Otras miradas

El 18 Brumario de Donald Trump

Pablo Bustinduy

El 18 Brumario de Donald Trump

 

La farsa insurreccionista que ayer presenció el mundo entero no es una sorpresa ni una anomalía. Este simulacro golpista, mezcla de esperpento y sublevación, es en cierto modo la culminación natural del ciclo político trumpista, nacido de una revuelta contra el establishment de la derecha norteamericana tras el colapso de 2008, y alimentado desde entonces por una colección de ansiedades -económicas, raciales, religiosas- que Trump ha sabido explotar pero que no puede en ningún caso resolver. Esa es la paradoja política que habita el corazón del trumpismo: gracias a su capacidad comunicativa y su carisma, Trump ha sabido representar la pulsión reaccionaria y la necesidad de afirmación que ha sacudido en la última década a la Norteamérica blanca y conservadora, llevándola al punto extremo de asaltar el poder legislativo estadounidense. Pero Trump, producto y artífice del mismo orden de la globalización neoliberal que generó el problema, nunca podría traducir esa ansiedad en un programa político real. Por eso el trumpismo lleva a la recreación permanente del conflicto: sin proyecto de sociedad ni orden alternativo, el trumpismo es conflicto puro, una revuelta contra un estado de cosas que en realidad solo busca preservar.

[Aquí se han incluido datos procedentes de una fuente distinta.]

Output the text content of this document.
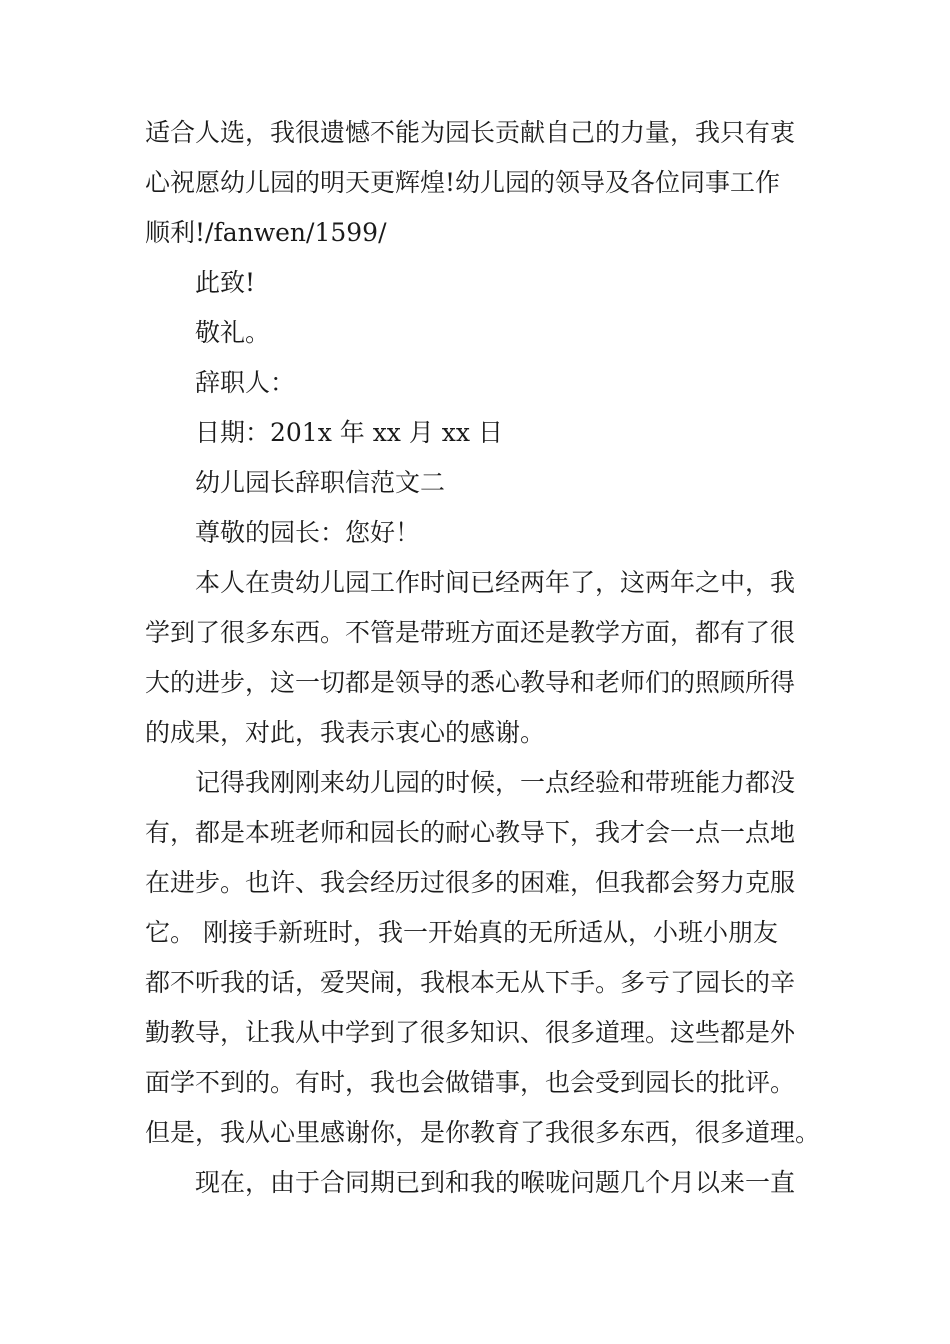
适合人选，我很遗憾不能为园长贡献自己的力量，我只有衷
心祝愿幼儿园的明天更辉煌!幼儿园的领导及各位同事工作
顺利!/fanwen/1599/

此致!

敬礼。

辞职人：

日期：201x 年 xx 月 xx 日

幼儿园长辞职信范文二

尊敬的园长：您好！

本人在贵幼儿园工作时间已经两年了，这两年之中，我
学到了很多东西。不管是带班方面还是教学方面，都有了很
大的进步，这一切都是领导的悉心教导和老师们的照顾所得
的成果，对此，我表示衷心的感谢。

记得我刚刚来幼儿园的时候，一点经验和带班能力都没
有，都是本班老师和园长的耐心教导下，我才会一点一点地
在进步。也许、我会经历过很多的困难，但我都会努力克服
它。 刚接手新班时，我一开始真的无所适从，小班小朋友
都不听我的话，爱哭闹，我根本无从下手。多亏了园长的辛
勤教导，让我从中学到了很多知识、很多道理。这些都是外
面学不到的。有时，我也会做错事，也会受到园长的批评。
但是，我从心里感谢你，是你教育了我很多东西，很多道理。

现在，由于合同期已到和我的喉咙问题几个月以来一直
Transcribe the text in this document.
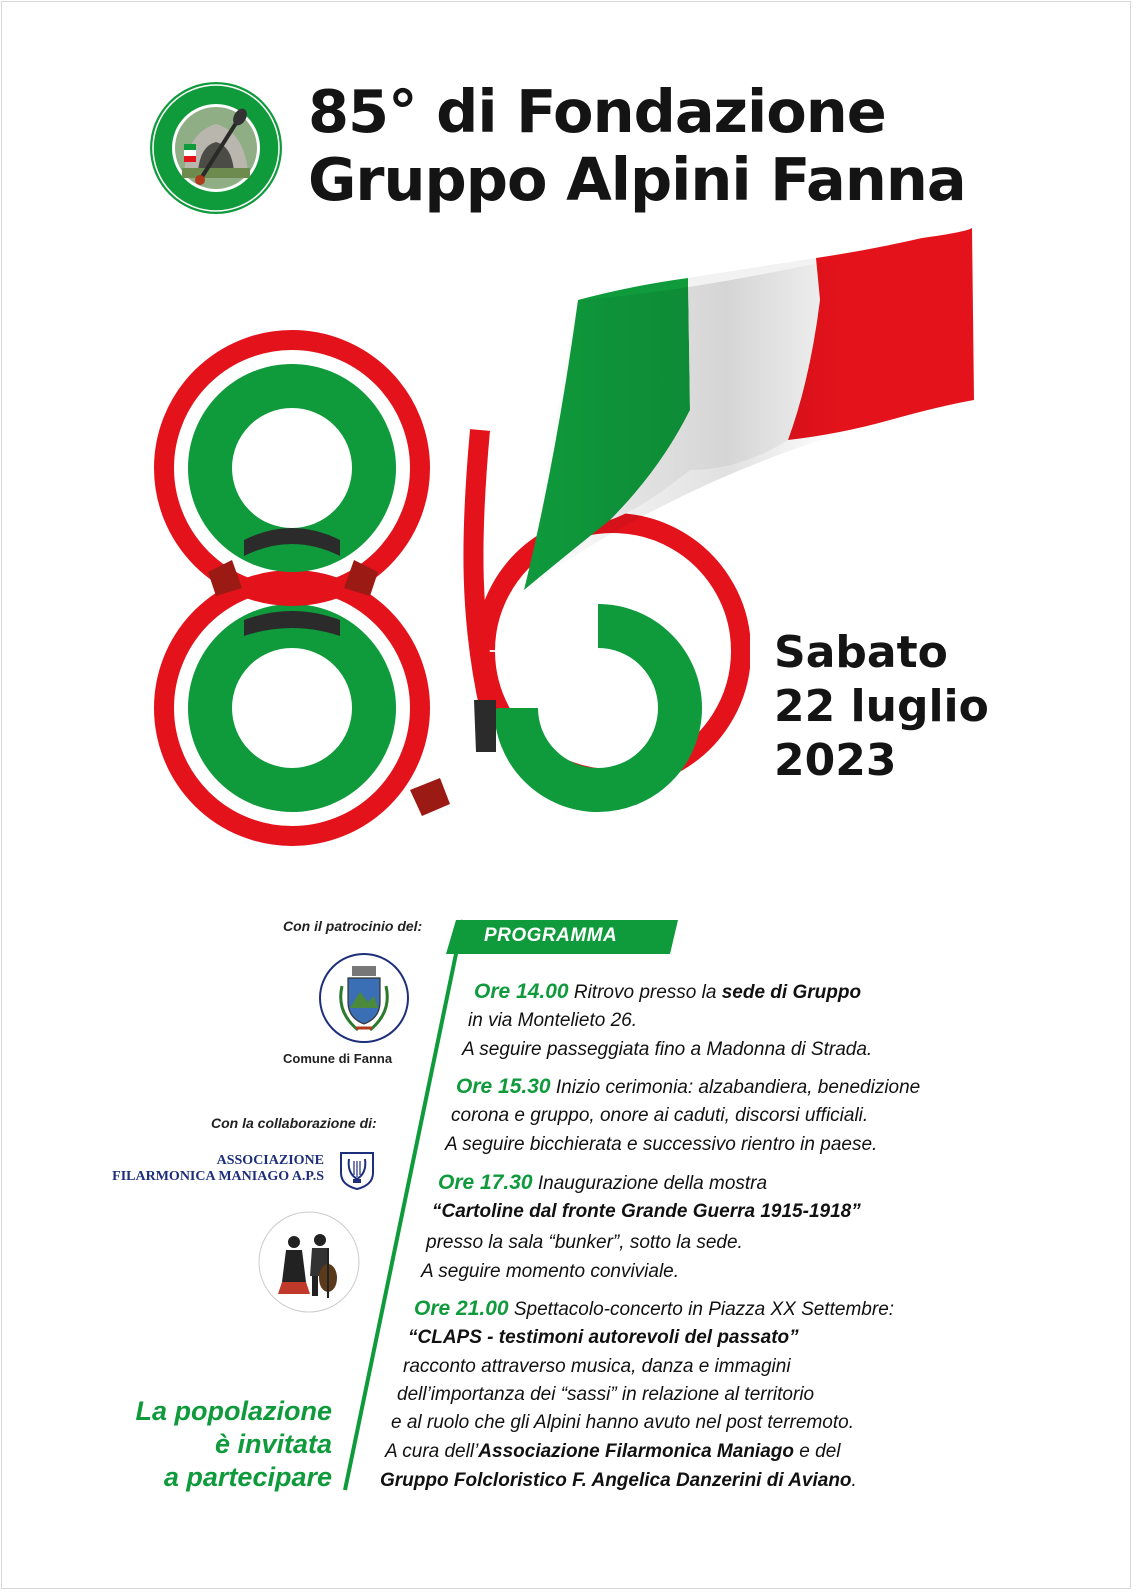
85° di Fondazione
Gruppo Alpini Fanna
Sabato
22 luglio
2023
Con il patrocinio del:
Comune di Fanna
Con la collaborazione di:
ASSOCIAZIONE
FILARMONICA MANIAGO A.P.S
La popolazione
è invitata
a partecipare
PROGRAMMA
Ore 14.00 Ritrovo presso la sede di Gruppo
in via Montelieto 26.
A seguire passeggiata fino a Madonna di Strada.
Ore 15.30 Inizio cerimonia: alzabandiera, benedizione
corona e gruppo, onore ai caduti, discorsi ufficiali.
A seguire bicchierata e successivo rientro in paese.
Ore 17.30 Inaugurazione della mostra
“Cartoline dal fronte Grande Guerra 1915-1918”
presso la sala “bunker”, sotto la sede.
A seguire momento conviviale.
Ore 21.00 Spettacolo-concerto in Piazza XX Settembre:
“CLAPS - testimoni autorevoli del passato”
racconto attraverso musica, danza e immagini
dell’importanza dei “sassi” in relazione al territorio
e al ruolo che gli Alpini hanno avuto nel post terremoto.
A cura dell’Associazione Filarmonica Maniago e del
Gruppo Folcloristico F. Angelica Danzerini di Aviano.
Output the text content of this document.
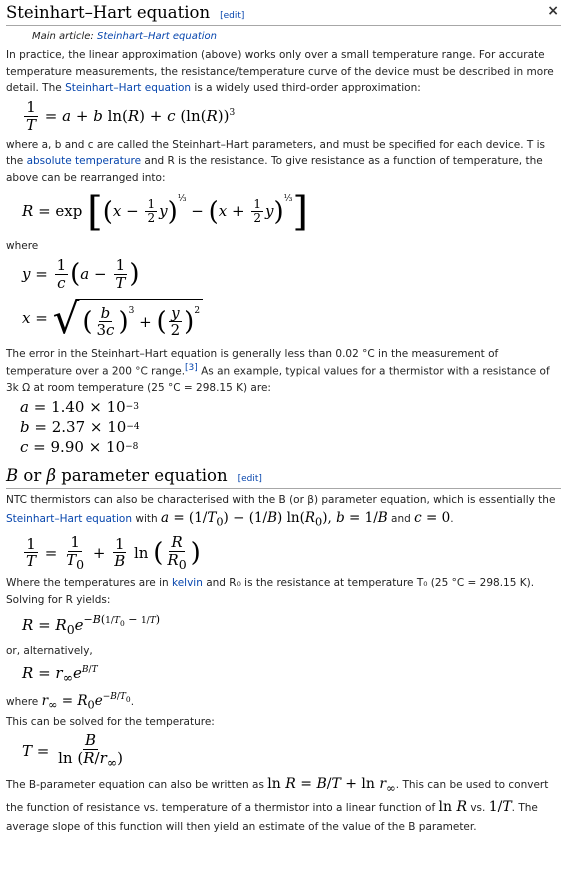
Steinhart–Hart equation [edit]	×
Main article: Steinhart–Hart equation

In practice, the linear approximation (above) works only over a small temperature range. For accurate temperature measurements, the resistance/temperature curve of the device must be described in more detail. The Steinhart–Hart equation is a widely used third-order approximation:

$\frac{1}{T} = a + b$ ln(R) + c $(\ln(R))^3$

where a, b and c are called the Steinhart–Hart parameters, and must be specified for each device. T is the absolute temperature and R is the resistance. To give resistance as a function of temperature, the above can be rearranged into:

R = exp [ ( $x - \frac{1}{2}$ y )$^{\frac{1}{3}}$
− ( $x + \frac{1}{2}$ y )$^{\frac{1}{3}}$ ]

where

$y = \frac{1}{c}$ ( $a - \frac{1}{T}$ )
x = √ ( $\frac{b}{3c} )^3$
+ ( $\frac{y}{2} )^2$

The error in the Steinhart–Hart equation is generally less than 0.02 °C in the measurement of temperature over a 200 °C range.[3] As an example, typical values for a thermistor with a resistance of 3k Ω at room temperature (25 °C = 298.15 K) are:

a = 1.40 × 10 −3
b = 2.37 × 10 −4
c = 9.90 × 10 −8
B or β parameter equation [edit]

NTC thermistors can also be characterised with the B (or β) parameter equation, which is essentially the Steinhart–Hart equation with $a = (1/T_0) - (1/B)$ $\ln(R_0)$, b = 1/B and c = 0.

$\frac{1}{T} = \frac{1}{T_0} + \frac{1}{B}$ ln ( $\frac{R}{R_0}$ )

Where the temperatures are in kelvin and R₀ is the resistance at temperature T₀ (25 °C = 298.15 K). Solving for R yields:

$R = R_0e^{-B(1/T_0 - 1/T)}$

or, alternatively,

$R = r_\infty e^{B/T}$

where $r_\infty = R_0e^{-B/T_0}$.

This can be solved for the temperature:

$T = \frac{B}{\ln (R/r_\infty)}$

The B-parameter equation can also be written as $\ln R = B/T + \ln r_\infty$. This can be used to convert the function of resistance vs. temperature of a thermistor into a linear function of ln R vs. 1/T. The average slope of this function will then yield an estimate of the value of the B parameter.
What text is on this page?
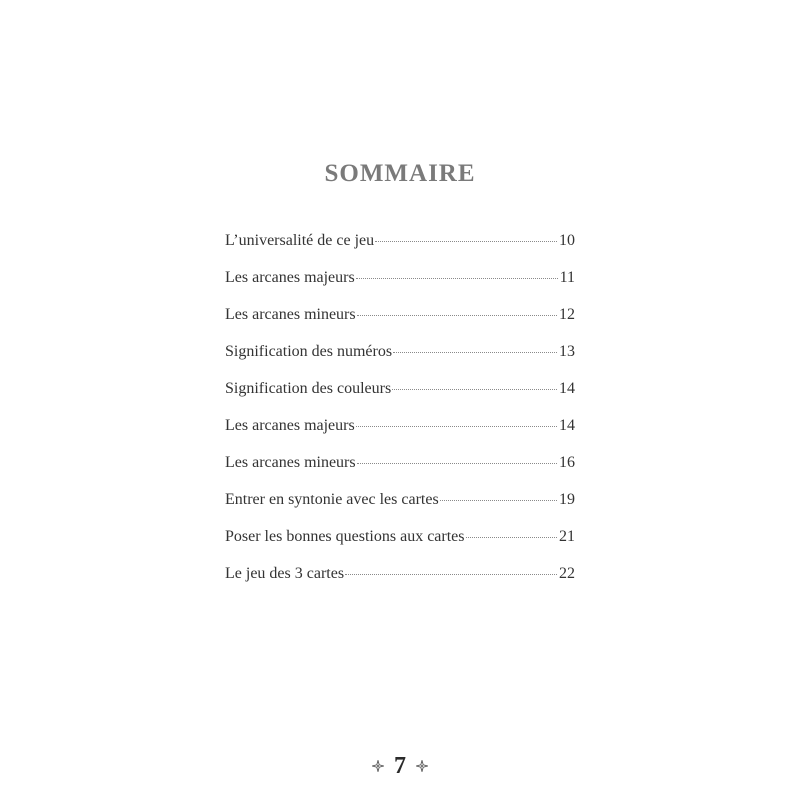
SOMMAIRE
L’universalité de ce jeu	10
Les arcanes majeurs	11
Les arcanes mineurs	12
Signification des numéros	13
Signification des couleurs	14
Les arcanes majeurs	14
Les arcanes mineurs	16
Entrer en syntonie avec les cartes	19
Poser les bonnes questions aux cartes	21
Le jeu des 3 cartes	22
7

Por eso no cabe sorpresa ante los hechos del 6 de enero, por mucho que las imágenes de ayer parecieran menos verosímiles que la menos verosímil de las ficciones (¿el Capitolio bajo asalto por orden del presidente? ¿En los Estados Unidos?). La estrategia de Trump desde la campaña electoral, anunciada y tuiteada hasta la saciedad, conducía exactamente hasta este punto. La negativa a reconocer el resultado de las elecciones no era, como se decía, una "estrategia de salida", un intento de construir el relato de una victoria mutilada, de un fraude electoral que maquillara la derrota en la reelección y permitiera preparar su regreso en las primarias de 2024. La "marcha para salvar América" estaba convocada en los términos exactos en que se produjo.

De ahí el cinismo extremo de los compañeros de viaje que ayer se rasgaban las vestiduras, o de quienes llevan meses o incluso años mirando hacia otra parte. Para llegar hasta aquí, el trumpismo ha requerido la connivencia y complicidad de toda la derecha estadounidense, de un partido republicano en el que prácticamente nadie se había atrevido a alzar la voz, y de múltiples aliados dentro y fuera del aparato del Estado, que han visto en el tumulto una posibilidad de medrar o de obtener réditos a corto plazo. Conocer hasta dónde llega esa complicidad es probablemente una tarea imposible. Es evidente que las fuerzas de seguridad, alertadas desde hace días sobre la convocatoria, podrían haber sofocado fácilmente la mascarada: con la cámara en sesión solemne, no se asalta el Capitolio blandiendo banderas confederadas por imprevisión o sorpresa. Hace pocos meses, las manifestaciones de Black Lives Matter en Washington DC fueron recibidas con maniobras de helicópteros militares y la guardia nacional enfundada en uniformes de combate.

En condiciones normales, el trumpismo no debería sobrevivir la depuración de responsabilidades de esta intentona golpista, pero el reducido margen de acción de los actores implicados, en un escenario político caótico, deja dudas sobre el desenlace. La principal incógnita concierne el futuro inmediato del partido republicano, hasta ahora entregado al seguidismo por una combinación de adhesión al poder y miedo al fervor de unas bases hipermovilizadas. Tras perder los dos asientos en juego en el Estado de Georgia, y con ello la mayoría en el Senado que podría haber paralizado la acción gubernamental de la presidencia de Biden, es hoy evidente que el trumpismo ha sido duramente derrotado en las urnas. El partido se encuentra así en una posición insostenible: cómplice y cautivo de la deriva en que se encuentra el país, presionado por una militancia cada vez más radicalizada, los republicanos se ven hoy huérfanos de poder y a la vez a merced de los caprichos de Trump, que ya ha amenazado con retar en las primarias a todos los cargos que se desmarquen de su estrategia de boicot institucional.

De esta encrucijada dependen algunas de las claves fundamentales para imaginar el desarrollo de la política estadounidense en los próximos meses. ¿Sobrevivirá el trumpismo a la derrota de Trump? ¿Será este simulacro de insurrección su esperpento final, o el primer paso de un realineamiento abiertamente autoritario? ¿Podrá el partido republicano desmarcarse de esa deriva en caso de producirse? ¿Tendrán los demócratas la audacia necesaria para frenar la descomposición del orden político y social estadounidense? En su comparecencia de ayer, Biden prometió de nuevo cordura y el retorno a la normalidad institucional. Parecen materiales endebles para forjar un nuevo contrato social.